Zeynep ve deniz endişeli bir halde yanıma çöktüler ellerimi tutarken. korkuları yüzlerinden okunuyordu

"güzelim, Riva bana bak lütfen" dedi Zeynep benden tepki beklermiş gibi. gözlerimi savaştan ayıramıyordum, biliyordum onun suçu yoktu. ama neden gelip beni kurtarmadın diye vurmak istiyordum göğsüne.

"bizi yalnız bırakın" dedi savaş gözlerini benden ayırmazken. odadan çıktıklarında baş başa kaldık

yüzümü aldı avuçlarının içine "sen yokken, gözlerinin içindeki o maviliklerde boğulmak istedim" dedi gözünden bir damla yaş düşerken. lal olan dilim çözüldü

"canım acıyor" dedim titreyen sesimle.

"neden güzelim, söyle de derman olayım kanayan yarana" dedi baş parmağı ile göz yaşımı silerken

"kimsesizim savaş, görmüyor musun gelen herkes senin tarafından, ne o babam olacak adam burada ne de annem "

öylece kaldı karşımda, edemedi tek kelime. yumdu gözlerinde

"öldürdüler savaş, öldürdüler ruhumu, içimdeki o çocuk susmuyor" dedim hiddetle

"sana söz" dedi kararlı bir şekilde "o çocuğun da senin de yaralarını tek tek saracağım" sıkı sıkı sarıldı, sanki bıraksa gidecekmişim gibi.

"eve gidelim mi" dedim ağlamaktan tarazlı olan sesimle

"gidelim güzelim, Mert'e söyleyeyim ayarlasın çıkış işlemlerini". deyip ayağa kalktığında savaşın kolunu tuttum, bakışlarını bana çevirirken merak ettiğim o soruyu sordum

"bu saldırıyı düzenleyen, beni vurduran kişi kim savaş?"

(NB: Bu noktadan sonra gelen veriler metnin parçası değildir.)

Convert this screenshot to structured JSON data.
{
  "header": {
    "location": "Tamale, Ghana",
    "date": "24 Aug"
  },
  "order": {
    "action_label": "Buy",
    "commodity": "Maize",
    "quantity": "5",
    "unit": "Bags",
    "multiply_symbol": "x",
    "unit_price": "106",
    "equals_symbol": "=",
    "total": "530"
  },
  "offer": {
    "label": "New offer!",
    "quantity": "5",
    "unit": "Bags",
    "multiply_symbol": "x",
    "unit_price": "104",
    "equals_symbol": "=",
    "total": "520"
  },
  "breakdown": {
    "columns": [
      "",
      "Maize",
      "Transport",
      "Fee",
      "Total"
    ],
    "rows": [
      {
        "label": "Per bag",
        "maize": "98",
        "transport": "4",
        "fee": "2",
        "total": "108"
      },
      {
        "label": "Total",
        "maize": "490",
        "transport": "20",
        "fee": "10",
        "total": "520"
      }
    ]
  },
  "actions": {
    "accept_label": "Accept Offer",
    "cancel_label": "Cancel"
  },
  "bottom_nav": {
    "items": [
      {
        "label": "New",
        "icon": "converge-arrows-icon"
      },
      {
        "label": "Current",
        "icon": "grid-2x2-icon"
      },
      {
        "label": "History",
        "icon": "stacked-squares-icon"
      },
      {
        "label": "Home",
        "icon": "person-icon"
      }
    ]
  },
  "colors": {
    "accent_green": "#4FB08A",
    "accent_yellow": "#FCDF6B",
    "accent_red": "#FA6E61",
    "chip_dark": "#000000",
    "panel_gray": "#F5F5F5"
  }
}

bakışları sorumla birlikte, ilk önce donuklaştı ardından öfkeyle harmanlandı.

"daha bulamadık, yakında bulacağız güzelim" dedi gözlerini benden kaçırırken. nefes alamıyormuş gibi açtı gömleğinin yakalarını ve hızlı adımlarla odayı terk etti

kapı yavaşça açıldığında Zeynep girdi içeri. temkinli adımlarla yanıma yanaştı ve izin ister gibi baktı. hayatımda gördüğüm en ince fikirli biri olabilirdi.

"gel Zeynep, birlikte hazırlayalım çantaları" dediğimde hızlı adımlarla geldi ve sıkı sıkı sarıldık. işte o zaman tuttuğum göz yaşlarımı serbest bıraktım.

"geçti bir tanem geçti, ben hep yanındayım. hem Büşra ya haber verdim yolda geliyor, yalnız şunu belirtmeliyim kendisi savaşa çok öfkeli, gelince ortalık karışacak" dedi kıkırdayarak.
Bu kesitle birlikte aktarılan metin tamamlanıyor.